Atmaca Ali Fuat, Canda Abdullah Erdem, Gumus Mehmet, Asil Erem, Balbay Mevlana Derya
Yildirim Beyazit University, School of Medicine, Department of Urology, Ankara, Turkey; ; Ankara Ataturk Training and Reserach Hospital, Department of Urology, Bilkent, Ankara, Turkey;
Can Urol Assoc J. 2013 Sep-Oct;7(9-10):E605-8. doi: 10.5489/cuaj.170.
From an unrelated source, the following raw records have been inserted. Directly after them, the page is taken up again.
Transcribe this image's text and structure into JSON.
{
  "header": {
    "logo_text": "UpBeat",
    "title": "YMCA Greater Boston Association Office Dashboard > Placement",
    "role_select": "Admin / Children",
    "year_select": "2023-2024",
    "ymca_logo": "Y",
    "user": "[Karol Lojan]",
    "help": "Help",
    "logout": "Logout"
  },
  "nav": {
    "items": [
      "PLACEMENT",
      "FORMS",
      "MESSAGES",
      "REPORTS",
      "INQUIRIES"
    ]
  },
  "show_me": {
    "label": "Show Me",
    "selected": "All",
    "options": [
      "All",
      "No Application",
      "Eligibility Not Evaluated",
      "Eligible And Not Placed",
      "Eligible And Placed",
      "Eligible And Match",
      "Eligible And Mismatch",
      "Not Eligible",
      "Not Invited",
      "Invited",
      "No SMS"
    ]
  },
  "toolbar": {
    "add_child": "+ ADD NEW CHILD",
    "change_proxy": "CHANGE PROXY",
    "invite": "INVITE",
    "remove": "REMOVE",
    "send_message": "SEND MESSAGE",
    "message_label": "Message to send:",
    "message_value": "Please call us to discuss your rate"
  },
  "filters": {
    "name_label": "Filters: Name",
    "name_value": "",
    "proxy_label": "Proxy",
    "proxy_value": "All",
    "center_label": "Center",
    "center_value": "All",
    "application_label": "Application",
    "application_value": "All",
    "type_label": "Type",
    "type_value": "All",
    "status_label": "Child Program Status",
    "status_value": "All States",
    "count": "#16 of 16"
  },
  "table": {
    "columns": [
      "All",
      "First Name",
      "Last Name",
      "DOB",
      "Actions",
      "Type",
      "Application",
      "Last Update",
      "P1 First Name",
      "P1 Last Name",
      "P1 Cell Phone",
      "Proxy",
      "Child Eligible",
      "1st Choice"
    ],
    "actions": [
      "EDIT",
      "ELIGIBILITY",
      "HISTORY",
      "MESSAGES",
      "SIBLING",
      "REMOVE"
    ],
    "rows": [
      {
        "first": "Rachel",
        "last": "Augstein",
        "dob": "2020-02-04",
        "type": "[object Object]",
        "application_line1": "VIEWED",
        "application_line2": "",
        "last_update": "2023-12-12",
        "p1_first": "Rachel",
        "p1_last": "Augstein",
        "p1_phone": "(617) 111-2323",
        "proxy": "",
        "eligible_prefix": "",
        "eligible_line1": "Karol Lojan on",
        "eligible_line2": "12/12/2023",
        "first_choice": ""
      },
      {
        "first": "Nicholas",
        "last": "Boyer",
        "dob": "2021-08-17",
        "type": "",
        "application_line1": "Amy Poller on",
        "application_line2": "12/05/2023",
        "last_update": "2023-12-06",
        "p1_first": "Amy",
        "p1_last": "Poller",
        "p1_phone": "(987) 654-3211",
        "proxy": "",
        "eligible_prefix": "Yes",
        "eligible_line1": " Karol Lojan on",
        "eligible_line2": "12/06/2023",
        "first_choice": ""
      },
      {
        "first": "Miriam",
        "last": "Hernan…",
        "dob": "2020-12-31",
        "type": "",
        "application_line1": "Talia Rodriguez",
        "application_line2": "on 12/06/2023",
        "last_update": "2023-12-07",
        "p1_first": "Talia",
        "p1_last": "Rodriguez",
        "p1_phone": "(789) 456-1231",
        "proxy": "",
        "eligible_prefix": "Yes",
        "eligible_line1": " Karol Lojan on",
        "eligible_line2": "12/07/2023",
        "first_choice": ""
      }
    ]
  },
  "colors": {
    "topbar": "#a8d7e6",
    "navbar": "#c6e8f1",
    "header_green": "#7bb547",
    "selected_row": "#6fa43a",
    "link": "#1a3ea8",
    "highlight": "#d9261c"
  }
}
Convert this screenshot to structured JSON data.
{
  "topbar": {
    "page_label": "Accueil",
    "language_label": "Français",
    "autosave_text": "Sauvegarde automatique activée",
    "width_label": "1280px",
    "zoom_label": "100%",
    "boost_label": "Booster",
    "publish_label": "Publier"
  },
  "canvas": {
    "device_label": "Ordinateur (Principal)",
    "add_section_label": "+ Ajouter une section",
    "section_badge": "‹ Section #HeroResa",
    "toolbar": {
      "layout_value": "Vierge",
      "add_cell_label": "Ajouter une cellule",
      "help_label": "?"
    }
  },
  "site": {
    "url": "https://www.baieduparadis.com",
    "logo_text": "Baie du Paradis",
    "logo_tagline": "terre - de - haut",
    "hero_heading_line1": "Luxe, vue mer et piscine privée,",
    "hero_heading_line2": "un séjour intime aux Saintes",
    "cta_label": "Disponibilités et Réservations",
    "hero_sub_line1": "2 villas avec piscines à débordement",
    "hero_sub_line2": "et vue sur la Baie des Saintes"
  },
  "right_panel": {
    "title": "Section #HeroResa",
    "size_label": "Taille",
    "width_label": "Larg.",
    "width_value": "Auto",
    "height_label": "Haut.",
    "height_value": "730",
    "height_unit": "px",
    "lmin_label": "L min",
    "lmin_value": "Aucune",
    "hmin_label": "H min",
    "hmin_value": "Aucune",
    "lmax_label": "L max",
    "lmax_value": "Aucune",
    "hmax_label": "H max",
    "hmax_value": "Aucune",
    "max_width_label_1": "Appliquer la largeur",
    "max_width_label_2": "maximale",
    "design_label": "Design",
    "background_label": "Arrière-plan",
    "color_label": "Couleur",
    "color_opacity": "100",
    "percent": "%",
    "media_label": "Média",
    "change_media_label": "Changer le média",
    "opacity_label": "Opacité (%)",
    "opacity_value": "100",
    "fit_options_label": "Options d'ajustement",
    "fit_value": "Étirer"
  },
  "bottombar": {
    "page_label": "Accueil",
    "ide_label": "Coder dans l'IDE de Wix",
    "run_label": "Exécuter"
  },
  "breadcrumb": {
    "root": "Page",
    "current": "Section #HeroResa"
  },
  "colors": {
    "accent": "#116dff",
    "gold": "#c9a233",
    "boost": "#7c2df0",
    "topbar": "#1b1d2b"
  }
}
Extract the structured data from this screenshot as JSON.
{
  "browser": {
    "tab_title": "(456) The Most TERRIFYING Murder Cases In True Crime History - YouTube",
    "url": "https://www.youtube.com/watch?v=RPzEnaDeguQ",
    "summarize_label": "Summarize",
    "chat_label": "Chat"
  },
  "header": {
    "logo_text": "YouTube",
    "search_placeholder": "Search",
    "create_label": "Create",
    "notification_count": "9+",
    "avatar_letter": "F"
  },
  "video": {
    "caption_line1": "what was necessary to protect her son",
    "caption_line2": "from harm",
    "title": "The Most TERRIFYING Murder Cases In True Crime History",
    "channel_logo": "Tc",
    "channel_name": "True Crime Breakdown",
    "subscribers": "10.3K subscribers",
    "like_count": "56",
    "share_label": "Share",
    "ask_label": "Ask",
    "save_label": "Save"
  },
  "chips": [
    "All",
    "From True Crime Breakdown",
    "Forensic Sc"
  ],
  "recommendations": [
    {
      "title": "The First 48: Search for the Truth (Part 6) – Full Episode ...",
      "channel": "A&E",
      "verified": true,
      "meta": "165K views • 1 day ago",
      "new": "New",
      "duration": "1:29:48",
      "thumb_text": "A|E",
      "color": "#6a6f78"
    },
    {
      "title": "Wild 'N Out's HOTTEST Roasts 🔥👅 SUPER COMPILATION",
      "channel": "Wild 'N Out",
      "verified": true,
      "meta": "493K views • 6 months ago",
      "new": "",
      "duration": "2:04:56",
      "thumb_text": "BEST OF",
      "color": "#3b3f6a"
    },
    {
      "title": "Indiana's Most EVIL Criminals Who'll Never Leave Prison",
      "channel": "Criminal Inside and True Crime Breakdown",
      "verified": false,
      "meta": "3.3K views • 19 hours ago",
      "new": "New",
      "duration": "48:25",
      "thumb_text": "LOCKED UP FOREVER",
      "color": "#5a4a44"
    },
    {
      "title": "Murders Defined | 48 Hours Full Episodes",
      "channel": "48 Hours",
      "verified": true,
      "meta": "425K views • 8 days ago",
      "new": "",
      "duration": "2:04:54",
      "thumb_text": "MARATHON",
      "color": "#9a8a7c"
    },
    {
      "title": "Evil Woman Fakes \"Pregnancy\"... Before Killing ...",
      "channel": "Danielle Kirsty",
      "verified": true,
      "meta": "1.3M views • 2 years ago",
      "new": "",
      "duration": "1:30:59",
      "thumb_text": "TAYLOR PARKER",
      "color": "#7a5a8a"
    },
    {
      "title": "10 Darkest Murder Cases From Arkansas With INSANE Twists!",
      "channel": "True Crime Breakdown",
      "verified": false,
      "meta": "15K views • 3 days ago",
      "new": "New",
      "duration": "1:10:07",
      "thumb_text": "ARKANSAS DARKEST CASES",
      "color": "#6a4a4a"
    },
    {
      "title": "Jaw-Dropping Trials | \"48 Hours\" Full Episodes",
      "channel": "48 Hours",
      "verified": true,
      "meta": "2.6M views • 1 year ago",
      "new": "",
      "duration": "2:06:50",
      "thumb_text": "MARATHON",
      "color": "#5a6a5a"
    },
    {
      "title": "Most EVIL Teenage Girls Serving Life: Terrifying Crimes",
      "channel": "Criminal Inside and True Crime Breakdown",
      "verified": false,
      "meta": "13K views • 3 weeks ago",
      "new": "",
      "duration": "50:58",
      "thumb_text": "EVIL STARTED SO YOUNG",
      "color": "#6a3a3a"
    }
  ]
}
We report a very unusual complication of uretero-iliac artery fistula that developed following robotic radical cystectomy (RARC), bilateral extended pelvic lymph node dissection and intracorporeal Studer pouch reconstruction. Our patient was a 54-year-old male who was admitted 1 month after undergoing robotic surgery due to intermittently occurring massive transurethral bleeding necessitating blood transfusion that stopped by itself. Angiography showed a right external iliac artery pseudo-aneurysm and a fistula tract between the pseudo-aneurysm and Wallace type ureteral anostomosis that was successfully treated by an angiographic endovascular stent insertion at this level. Uretero-iliac artery fistula might occur following RARC, bilateral extended pelvic lymph node dissection and intracorporeal Studer pouch reconstruction leading to intermittently massive transurethral bleeding. Angiography and stenting are important for diagnosis and successful treatment of this rare entity.
我们报告了一例非常罕见的输尿管-髂动脉瘘并发症,该并发症发生于机器人根治性膀胱切除术(RARC)、双侧扩大盆腔淋巴结清扫术及体内Studer膀胱重建术后。我们的患者为一名54岁男性,在接受机器人手术后1个月因间歇性大量经尿道出血入院,需输血,出血自行停止。血管造影显示右侧髂外动脉假性动脉瘤以及假性动脉瘤与Wallace型输尿管吻合口之间的瘘管,通过在此水平进行血管造影血管内支架置入成功治疗。输尿管-髂动脉瘘可能发生在RARC、双侧扩大盆腔淋巴结清扫术及体内Studer膀胱重建术后,导致间歇性大量经尿道出血。血管造影和支架置入对于诊断和成功治疗这种罕见疾病很重要。